Sous leTrône de Fer. Petites analyses littéraires

Terminus, tout le monde descend !

 

 

 Après ce détour, donc, ils parviennent à leur premier lieu de mort et de massacre : un village dont ils ont vu l'incendie au loin dans la nuit. Le feu, c'est la marque d'Amory Lorch, un chevalier lige de Tywin Lannister connu pour le massacre à dizaines de coups de poignard de la petite Rhaenys Targaryen (fille de Rhaegar), 3 ou 4 ans. C'est un boucher et son blason représente une manticore, animal chimérique à tête d'homme, corps de lion et queue de scorpion du bestiaire valyrien, mais dont une version petite et volante existe en vrai dans la saga : c'est un genre de scorpion ailé à tête quasi humaine et à la piqûre mortelle. On en trouve uniquement en Essos. 

Dans ce village brûlé, Yoren trouve et ramène comme seuls survivants une petite fille d'un ou deux ans qui ne parle pas encore, et une jeune femme qui mourra la nuit suivante : aucune des deux ne peut entrer dans la Garde de Nuit, qui n'accepte que les hommes, mais il illustre là une partie du serment du frère juré, qui est de défendre les royaumes humains.

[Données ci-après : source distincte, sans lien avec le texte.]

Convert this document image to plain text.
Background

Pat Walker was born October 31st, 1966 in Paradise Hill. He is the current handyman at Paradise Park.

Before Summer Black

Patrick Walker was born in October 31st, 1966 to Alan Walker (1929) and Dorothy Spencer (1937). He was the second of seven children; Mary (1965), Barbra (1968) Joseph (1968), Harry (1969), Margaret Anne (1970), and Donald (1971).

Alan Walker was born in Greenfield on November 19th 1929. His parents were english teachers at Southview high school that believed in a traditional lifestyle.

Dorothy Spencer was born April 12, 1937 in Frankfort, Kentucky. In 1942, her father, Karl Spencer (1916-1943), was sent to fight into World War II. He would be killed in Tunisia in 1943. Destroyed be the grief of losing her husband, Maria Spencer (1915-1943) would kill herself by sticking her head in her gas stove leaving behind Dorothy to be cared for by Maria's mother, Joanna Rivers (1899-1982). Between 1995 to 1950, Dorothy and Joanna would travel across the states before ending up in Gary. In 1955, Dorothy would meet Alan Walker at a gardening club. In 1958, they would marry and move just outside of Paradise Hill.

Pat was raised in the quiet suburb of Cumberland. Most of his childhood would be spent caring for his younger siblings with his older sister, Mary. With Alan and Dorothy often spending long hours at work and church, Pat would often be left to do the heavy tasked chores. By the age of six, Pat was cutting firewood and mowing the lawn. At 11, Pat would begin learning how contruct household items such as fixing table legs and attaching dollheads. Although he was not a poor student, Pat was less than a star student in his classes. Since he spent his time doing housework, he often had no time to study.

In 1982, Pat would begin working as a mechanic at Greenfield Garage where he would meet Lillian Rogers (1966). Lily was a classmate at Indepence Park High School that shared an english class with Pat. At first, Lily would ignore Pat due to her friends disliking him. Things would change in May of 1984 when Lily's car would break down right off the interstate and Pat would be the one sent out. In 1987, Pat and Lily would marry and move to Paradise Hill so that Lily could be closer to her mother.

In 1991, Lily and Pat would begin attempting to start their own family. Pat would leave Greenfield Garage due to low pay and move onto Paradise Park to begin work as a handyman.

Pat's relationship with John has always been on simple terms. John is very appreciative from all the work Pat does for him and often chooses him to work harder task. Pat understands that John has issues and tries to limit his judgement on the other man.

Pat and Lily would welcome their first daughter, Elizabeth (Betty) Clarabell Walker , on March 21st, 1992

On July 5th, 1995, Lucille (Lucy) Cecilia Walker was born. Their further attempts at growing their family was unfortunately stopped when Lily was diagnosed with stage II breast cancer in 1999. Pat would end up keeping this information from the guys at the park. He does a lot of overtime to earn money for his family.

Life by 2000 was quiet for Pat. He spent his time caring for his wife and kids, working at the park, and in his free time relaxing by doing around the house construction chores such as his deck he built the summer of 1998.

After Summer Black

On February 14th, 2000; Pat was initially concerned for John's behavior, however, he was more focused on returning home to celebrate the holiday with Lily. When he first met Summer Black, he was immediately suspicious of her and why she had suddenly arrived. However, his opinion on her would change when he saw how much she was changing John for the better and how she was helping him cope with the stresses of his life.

Par ailleurs, la présence de corneilles ("crows") qui mangent les cadavres et l'incendie au loin qui illumine la nuit sonnent comme une métaphore de leur arrivée à destination, l'incendie figurant "le feu qui flambe contre le froid" et "la lumière qui rallume l'aube" du serment des frères jurés.

 

Dans le chapitre suivant d'Arya (Arya IV, tome 2 A Clash Of Kings), la troupe arrive au sud du lac l'Oeil-Dieu, sur ses berges, dans un nouveau village avec une tour fortifiée, entièrement déserté. Au nord du lac, c'est Harrenhal. Au milieu, se trouve l'île aux faces, une île pleine de barrals aux faces sculptées qui constitue le centre sacré du culte des anciens dieux. Le lac occupe une position centrale sur Westeros. Le lien entre les barrals et la mémoire des morts retournés à la terre fait de cette île une véritable entrée vers le royaume des morts, et prendre le bateau pour traverser le lac serait un passage du Styx, le fleuve qui marque la frontière entre monde des vivants et monde des morts, et qui se situe dans les limbes.

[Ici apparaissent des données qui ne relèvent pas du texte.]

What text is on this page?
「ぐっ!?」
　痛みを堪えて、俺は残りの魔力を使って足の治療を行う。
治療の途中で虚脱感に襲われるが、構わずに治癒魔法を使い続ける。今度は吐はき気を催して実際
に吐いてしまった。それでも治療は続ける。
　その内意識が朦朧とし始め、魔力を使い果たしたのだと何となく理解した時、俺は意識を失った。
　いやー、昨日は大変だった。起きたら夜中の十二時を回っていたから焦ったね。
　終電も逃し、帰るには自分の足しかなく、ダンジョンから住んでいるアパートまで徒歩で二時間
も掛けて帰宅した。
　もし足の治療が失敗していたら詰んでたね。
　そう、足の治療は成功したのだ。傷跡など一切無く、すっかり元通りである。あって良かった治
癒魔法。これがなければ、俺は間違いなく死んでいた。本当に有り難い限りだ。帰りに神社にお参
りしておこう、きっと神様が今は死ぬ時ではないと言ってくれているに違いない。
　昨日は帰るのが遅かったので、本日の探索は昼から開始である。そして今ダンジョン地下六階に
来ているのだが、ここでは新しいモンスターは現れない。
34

Bien sûr, Yoren cherche à faire traverser le lac à ses ouailles, mais il n'y a pas de bateau. Le passeur ne peut donc pas mener ses âmes à destination... au véritable Mur et à Châteaunoir. Il va donc s'y prendre autrement, en se réfugiant dans le petit fort en pierre de la ville fantôme où ils sont arrivés. 

 

La ville était aussi noire qu'une forêt lorsque reparurent Yoren et les autres.

(...)

- On peut coucher à l'auberge ? demanda Lommy.

- On couch'ra dans l'fort, et les port' barrées, mêm', répondit le vieux. J'aim' bien sentir des murs d'pierre autour d'moi quand j'dors.

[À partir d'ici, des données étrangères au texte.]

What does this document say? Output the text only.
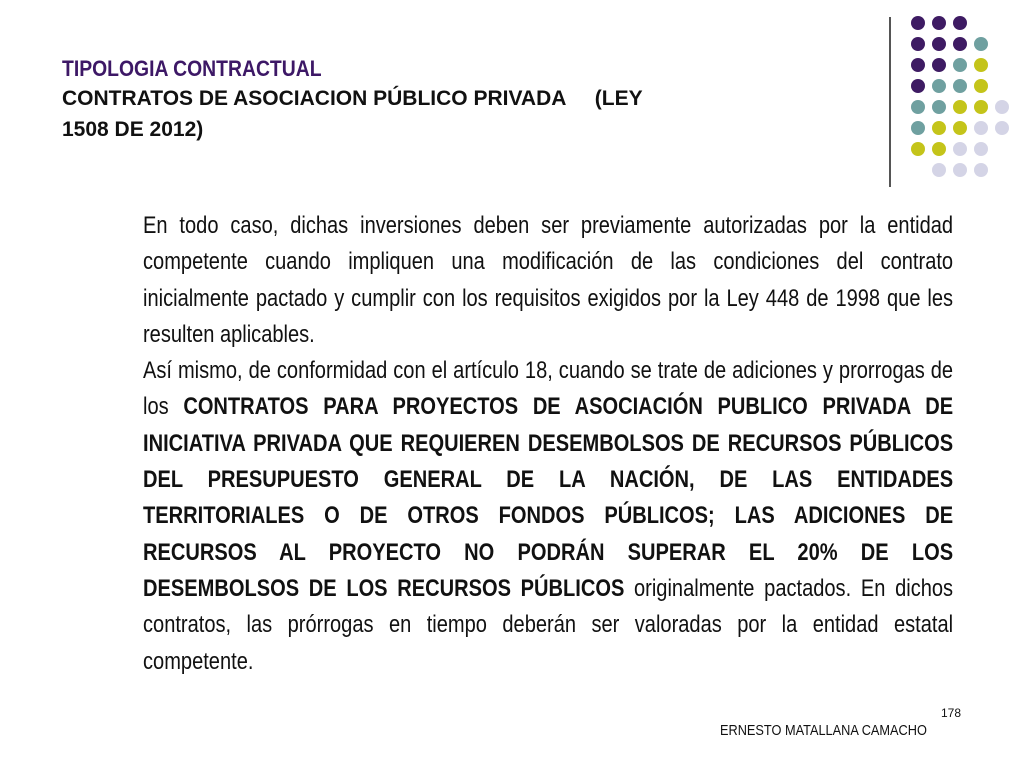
TIPOLOGIA CONTRACTUAL
CONTRATOS DE ASOCIACION PÚBLICO PRIVADA     (LEY
1508 DE 2012)

En todo caso, dichas inversiones deben ser previamente autorizadas por la entidad competente cuando impliquen una modificación de las condiciones del contrato inicialmente pactado y cumplir con los requisitos exigidos por la Ley 448 de 1998 que les resulten aplicables.

Así mismo, de conformidad con el artículo 18, cuando se trate de adiciones y prorrogas de los CONTRATOS PARA PROYECTOS DE ASOCIACIÓN PUBLICO PRIVADA DE INICIATIVA PRIVADA QUE REQUIEREN DESEMBOLSOS DE RECURSOS PÚBLICOS DEL PRESUPUESTO GENERAL DE LA NACIÓN, DE LAS ENTIDADES TERRITORIALES O DE OTROS FONDOS PÚBLICOS; LAS ADICIONES DE RECURSOS AL PROYECTO NO PODRÁN SUPERAR EL 20% DE LOS DESEMBOLSOS DE LOS RECURSOS PÚBLICOS originalmente pactados. En dichos contratos, las prórrogas en tiempo deberán ser valoradas por la entidad estatal competente.

178
ERNESTO MATALLANA CAMACHO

(Arya IV, tome 2 A Clash Of Kings)

 

La parenté avec Châteaunoir et le mur se fait à la faveur de la nuit, quand tous les chats sont gris, que "les bannières [sont] noires "(sic), et que les lieux se confondent les uns avec les autres. Hors des murs du petit fort, nous trouvons la ville métamorphosée en forêt, comme au-delà du Mur se trouve la forêt hantée, peuplée de sauvageons et de créatures de légendes plus monstrueuses et effrayantes les unes que les autres. Et justement, avant son tour de veille, Arya est réveillée par des hurlements de loups, mais ce sont les cavaliers d'Amory Lorch - la Manticore - qui envahissent la ville et l'incendient. On retrouve encore dans cette très courte péripétie plusieurs degrés de lecture comme GRRMartin aime nous en offrir : on ne sait pas très bien si Arya a rêvé ces hurlements de loups, car elle semble la seule à les avoir entendus; Ses rêves de loups deviendront habituels et constituent le premier signe de sa "zomanie" (la capacité à se glisser dans la peau d'un autre animal, et pour les enfants Stark, ce sont en particulier des loups géants que chacun d'eux a reçu et avec lesquels ils ont créé un véritable lien), mais il nous suggère là que le lien entre Arya et sa louve Nymeria n'a pas été rompu et que la louve géante qui erre dans le Conflans exerce une véritable protection envers elle ou plutôt a reconnu sa semblable. Cela prolonge l'histoire de la louve géante "chienne des 7 Enfers" dont l'aubergiste a causé pendant leur halte à l'auberge (avant d'entrer sur le territoire de la mort); cela prolonge aussi la rencontre faite par Arya avec de vrais loups, alors qu'elle allait faire pipi en s'éloignant du campement, à la fin du chapitre Arya III, tome 2 A Clash Of Kings : les loups, au lieu de l'attaquer, l'ont regardée et se sont éloignés, alors qu'elle était morte de peur. Elle en a parlé à Yoren, qui lui a répondu qu'ici, les animaux sauvages étaient moins à craindre que les hommes. 

Donc, en plus de rappeler le lien d'Arya Stark avec les loups, les hurlements qui la réveillent soulignent la sauvagerie du monde nocturne hors du fort : ils suggèrent par des faits concrets, et pas seulement par une illusion d'optique due à l'obscurité, la métamorphose de la ville fantôme en forêt hantée : symboliquement, les murs du fort sont alors devenus le Mur. Et en effet, juste après le hurlement, les hommes d'Amory Lorch arrivent et attaquent. 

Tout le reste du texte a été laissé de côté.